According to the Department of Health and Human Services, hospital directory information — including patients’ names, locations within the hospital and general conditions — should be released to the news media. Patients must be informed about their directory information and given the option to object to disclosure, but in an emergency when the patient has not had the chance to give consent, the hospital can still release the information if the release is deemed in the patient’s best interest. The Reporters Committee for Freedom of the Press has compiled a reporter’s guide to HIPAA.
“They always cite HIPAA, every single time,” Albertson said. “This is nothing new. So when Nick came back and told me what had happened, I knew this was typical. I said, ‘Well, were you professional?’ [He said] ‘Yes, I was professional. We tried to just ask questions and then we left.’”
Moore then asked a public safety officer what was happening. He declined to answer. Then, another health center employee told him he could not be on the premises, citing HIPAA again. He explained that the law did not prohibit him from being there.
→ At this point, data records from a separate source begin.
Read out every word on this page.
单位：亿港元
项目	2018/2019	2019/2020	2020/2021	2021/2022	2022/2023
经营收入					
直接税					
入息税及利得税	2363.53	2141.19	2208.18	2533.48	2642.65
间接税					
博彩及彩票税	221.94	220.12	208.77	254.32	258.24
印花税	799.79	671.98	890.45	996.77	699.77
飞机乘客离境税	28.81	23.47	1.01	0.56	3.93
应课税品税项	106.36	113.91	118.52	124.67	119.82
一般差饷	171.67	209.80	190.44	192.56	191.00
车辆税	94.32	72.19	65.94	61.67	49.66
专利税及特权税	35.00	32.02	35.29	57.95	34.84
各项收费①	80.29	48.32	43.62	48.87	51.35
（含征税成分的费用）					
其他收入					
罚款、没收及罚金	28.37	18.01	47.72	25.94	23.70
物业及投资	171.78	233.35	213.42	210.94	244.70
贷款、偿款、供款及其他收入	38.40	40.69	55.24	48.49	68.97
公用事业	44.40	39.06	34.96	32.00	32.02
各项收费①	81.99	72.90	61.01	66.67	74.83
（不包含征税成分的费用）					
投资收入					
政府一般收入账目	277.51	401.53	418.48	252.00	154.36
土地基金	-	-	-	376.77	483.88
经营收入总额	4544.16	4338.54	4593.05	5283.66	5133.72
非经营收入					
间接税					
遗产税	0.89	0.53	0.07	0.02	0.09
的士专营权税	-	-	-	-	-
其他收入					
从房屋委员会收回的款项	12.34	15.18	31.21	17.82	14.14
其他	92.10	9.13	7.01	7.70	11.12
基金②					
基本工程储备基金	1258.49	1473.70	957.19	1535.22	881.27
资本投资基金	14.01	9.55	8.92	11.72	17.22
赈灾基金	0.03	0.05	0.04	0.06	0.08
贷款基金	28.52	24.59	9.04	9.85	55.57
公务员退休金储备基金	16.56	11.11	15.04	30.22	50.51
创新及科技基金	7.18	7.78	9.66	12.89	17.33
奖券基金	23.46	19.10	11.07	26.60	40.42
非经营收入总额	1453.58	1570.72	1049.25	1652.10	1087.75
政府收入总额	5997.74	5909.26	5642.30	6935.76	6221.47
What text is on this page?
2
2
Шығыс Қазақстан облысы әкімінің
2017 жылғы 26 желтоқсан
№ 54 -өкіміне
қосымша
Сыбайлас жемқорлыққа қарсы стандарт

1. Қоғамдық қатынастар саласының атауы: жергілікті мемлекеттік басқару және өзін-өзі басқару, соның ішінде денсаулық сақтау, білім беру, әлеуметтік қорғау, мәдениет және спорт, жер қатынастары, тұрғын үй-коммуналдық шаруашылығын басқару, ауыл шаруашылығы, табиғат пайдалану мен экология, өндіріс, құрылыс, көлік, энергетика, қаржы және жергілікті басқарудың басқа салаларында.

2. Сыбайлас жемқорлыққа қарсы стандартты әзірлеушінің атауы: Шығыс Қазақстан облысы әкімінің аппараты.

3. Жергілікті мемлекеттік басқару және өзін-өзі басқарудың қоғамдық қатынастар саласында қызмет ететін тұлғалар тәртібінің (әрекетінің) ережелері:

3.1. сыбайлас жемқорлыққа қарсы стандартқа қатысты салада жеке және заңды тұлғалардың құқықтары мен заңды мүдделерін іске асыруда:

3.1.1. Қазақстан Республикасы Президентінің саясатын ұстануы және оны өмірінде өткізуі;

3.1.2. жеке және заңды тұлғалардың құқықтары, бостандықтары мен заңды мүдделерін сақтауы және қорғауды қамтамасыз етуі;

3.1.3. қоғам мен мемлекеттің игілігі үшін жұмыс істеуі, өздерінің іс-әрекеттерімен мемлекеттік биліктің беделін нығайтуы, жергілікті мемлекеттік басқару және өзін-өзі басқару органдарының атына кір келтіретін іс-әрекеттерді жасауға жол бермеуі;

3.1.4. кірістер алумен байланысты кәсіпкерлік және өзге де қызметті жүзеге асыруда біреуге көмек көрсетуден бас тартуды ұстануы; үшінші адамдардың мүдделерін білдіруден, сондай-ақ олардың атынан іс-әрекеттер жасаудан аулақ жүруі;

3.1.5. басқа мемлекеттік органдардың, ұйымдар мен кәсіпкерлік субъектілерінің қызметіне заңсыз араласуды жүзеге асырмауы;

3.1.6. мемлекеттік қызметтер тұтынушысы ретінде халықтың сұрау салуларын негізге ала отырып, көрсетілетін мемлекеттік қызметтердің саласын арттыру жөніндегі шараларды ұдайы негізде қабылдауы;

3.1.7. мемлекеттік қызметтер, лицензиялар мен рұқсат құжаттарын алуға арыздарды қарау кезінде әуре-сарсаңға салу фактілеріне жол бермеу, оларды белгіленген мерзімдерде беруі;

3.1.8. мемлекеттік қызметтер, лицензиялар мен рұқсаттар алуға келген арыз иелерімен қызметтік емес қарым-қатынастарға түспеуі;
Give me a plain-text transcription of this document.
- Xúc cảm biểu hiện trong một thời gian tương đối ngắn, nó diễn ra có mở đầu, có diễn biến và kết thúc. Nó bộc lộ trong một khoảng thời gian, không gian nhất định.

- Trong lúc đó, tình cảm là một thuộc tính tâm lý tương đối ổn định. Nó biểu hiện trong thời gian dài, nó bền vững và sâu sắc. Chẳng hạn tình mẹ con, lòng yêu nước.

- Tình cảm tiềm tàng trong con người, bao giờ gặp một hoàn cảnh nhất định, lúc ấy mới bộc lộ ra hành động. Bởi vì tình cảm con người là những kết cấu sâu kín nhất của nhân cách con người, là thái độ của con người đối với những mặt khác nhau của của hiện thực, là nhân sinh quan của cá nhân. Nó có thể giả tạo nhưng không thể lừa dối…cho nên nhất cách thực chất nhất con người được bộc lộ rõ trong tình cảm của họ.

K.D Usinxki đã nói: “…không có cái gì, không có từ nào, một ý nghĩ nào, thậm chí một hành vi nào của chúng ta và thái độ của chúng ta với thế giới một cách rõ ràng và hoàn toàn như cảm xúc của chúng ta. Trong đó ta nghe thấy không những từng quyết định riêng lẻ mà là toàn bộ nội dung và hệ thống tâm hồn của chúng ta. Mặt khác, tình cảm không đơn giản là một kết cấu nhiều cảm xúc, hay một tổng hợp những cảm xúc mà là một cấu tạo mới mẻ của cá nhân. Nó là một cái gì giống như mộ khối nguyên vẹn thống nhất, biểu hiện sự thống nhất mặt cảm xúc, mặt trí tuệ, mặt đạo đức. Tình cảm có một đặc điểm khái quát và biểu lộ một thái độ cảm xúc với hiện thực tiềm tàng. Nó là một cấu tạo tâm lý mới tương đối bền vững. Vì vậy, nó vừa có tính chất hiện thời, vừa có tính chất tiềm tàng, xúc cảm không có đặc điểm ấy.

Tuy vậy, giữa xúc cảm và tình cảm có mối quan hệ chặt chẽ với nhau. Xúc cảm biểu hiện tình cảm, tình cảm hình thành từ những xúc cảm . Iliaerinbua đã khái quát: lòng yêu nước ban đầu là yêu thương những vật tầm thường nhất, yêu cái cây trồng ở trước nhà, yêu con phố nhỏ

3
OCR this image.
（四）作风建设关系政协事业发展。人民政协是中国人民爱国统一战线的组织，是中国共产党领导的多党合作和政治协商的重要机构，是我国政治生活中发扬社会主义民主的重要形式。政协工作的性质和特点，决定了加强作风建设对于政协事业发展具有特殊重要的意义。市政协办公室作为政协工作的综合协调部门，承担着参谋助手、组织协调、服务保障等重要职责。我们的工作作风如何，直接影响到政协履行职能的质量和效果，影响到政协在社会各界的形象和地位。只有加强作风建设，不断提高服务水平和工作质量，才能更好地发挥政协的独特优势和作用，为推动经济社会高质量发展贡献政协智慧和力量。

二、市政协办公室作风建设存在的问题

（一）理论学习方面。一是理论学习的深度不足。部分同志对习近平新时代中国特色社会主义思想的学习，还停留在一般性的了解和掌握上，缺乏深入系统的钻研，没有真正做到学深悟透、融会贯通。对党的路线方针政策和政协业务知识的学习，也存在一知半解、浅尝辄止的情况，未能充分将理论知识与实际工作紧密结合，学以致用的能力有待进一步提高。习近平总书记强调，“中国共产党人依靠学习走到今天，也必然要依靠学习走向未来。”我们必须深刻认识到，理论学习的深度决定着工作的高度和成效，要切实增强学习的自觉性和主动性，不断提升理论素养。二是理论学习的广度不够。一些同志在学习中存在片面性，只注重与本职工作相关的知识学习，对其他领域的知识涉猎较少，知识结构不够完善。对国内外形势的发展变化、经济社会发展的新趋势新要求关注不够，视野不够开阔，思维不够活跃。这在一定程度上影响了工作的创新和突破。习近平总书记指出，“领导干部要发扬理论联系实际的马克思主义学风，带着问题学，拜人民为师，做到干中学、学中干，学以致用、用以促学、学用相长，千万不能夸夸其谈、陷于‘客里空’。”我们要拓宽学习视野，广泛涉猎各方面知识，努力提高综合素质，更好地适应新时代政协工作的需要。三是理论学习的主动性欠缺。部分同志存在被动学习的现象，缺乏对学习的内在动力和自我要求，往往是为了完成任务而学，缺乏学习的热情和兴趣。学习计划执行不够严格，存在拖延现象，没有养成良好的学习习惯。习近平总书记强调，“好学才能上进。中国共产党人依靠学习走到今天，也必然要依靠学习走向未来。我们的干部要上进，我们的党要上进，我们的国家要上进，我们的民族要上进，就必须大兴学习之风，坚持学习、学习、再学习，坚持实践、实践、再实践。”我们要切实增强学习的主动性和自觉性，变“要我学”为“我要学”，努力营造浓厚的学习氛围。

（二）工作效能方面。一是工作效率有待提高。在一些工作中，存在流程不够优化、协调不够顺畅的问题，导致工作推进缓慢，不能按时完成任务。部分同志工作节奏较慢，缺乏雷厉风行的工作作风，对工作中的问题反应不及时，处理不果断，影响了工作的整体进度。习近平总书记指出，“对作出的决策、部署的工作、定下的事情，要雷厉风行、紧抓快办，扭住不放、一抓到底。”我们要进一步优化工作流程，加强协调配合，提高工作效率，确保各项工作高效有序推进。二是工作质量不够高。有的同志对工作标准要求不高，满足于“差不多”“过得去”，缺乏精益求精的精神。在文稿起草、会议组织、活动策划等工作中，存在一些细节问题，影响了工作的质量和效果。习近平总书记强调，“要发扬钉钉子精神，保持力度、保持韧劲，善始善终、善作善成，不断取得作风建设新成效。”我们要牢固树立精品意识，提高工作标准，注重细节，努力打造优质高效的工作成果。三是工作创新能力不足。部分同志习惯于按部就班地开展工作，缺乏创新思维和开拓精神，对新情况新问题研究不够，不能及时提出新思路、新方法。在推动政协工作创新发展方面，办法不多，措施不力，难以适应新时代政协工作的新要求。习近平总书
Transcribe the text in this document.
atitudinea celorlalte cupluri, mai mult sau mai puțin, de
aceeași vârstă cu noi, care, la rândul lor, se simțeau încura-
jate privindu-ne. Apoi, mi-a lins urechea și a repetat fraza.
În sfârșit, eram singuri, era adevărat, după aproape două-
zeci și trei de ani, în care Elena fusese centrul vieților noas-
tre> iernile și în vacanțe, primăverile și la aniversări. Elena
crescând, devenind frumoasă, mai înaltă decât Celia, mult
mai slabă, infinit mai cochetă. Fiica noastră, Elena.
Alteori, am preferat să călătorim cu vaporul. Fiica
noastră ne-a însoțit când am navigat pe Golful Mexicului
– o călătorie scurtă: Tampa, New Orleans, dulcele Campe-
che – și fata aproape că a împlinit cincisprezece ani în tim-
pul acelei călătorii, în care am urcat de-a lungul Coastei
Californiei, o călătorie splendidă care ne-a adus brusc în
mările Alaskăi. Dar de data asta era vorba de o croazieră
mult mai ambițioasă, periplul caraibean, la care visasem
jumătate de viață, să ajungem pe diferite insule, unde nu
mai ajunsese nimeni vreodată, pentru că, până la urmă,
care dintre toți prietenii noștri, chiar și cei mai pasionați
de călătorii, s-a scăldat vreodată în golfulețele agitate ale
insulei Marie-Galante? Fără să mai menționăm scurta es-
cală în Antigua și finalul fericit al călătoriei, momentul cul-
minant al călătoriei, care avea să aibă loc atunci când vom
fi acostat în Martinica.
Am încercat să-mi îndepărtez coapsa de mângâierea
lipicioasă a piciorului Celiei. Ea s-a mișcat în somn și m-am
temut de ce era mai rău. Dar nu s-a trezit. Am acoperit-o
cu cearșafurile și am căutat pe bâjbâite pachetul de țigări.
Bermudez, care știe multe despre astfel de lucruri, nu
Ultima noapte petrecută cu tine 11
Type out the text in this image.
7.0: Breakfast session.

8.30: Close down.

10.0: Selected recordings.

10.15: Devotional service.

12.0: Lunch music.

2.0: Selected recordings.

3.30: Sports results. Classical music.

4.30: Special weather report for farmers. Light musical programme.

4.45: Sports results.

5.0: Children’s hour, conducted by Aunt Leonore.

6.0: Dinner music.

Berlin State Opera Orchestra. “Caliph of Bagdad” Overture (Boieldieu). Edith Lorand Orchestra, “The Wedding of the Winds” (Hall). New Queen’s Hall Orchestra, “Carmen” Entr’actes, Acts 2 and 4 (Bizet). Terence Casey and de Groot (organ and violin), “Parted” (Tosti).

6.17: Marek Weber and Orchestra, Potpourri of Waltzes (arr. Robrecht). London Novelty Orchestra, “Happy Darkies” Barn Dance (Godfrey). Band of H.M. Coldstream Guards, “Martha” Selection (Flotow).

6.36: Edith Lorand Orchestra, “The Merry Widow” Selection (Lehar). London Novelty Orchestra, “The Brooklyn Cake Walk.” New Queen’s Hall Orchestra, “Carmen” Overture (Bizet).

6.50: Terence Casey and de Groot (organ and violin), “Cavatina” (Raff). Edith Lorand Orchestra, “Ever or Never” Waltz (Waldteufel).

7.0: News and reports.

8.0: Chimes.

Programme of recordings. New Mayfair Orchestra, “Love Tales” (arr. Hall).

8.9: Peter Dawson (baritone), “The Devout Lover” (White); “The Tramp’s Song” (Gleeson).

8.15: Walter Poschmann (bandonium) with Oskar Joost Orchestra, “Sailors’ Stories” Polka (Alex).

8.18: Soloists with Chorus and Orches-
Fellow student reporter Mercedes Vossburg asked a front office clerk what was going on, but the clerk said she could not give any information due to HIPAA.
Another public safety officer confirmed with the reporters that the student involved in the emergency was female and that she was transported to the hospital by ambulance. Moore went to the front desk — a public area — and asked the clerk for more information, which she declined to give, citing HIPAA once again.
He then left the premises and wrote the story with the information he had. Moore said the disciplinary complaint accused him of “bullying” his way into the center, but he felt he remained calm and professional.
“I’ve never bullied a person in my life,” he said.
When he first saw the complaint, he didn’t think it was a big deal, he said. But when he met with Andi Sims, director of student life, in a student discipline conference, he said he felt intimidated.
“It was like being interrogated,” Moore said. “It seemed like I needed a lawyer for something like this.”
Sims declined to comment on student discipline cases, citing federal student privacy law.
“It seemed like whatever I said, it was going to get me expelled or suspended,” Moore said. He said Sims asked him to sign a disciplinary contract that requires him to attend two student conduct classes, after which he would not have to attend a suspension or expulsion hearing. He complied.
Moore later sought legal assistance from the Student Press Law Center and learned that his First Amendment rights had been violated; universities cannot punish student reporters for doing their jobs. He is currently being advised on his next steps in the case.
Albertson said that while the HIPAA issues are slowly improving — one of the public safety department’s new leaders understands the law better than others have, she said — student press access remains patchy at Mt. SAC.
“Nobody understands anything about the rights of student media,” she said. “They just think, ‘Go away, you’re not allowed to take my picture, you’re not allowed to be here.’ It’s worse at colleges where even the administrators don’t understand. We have to educate them and tell them — and then they still do it.”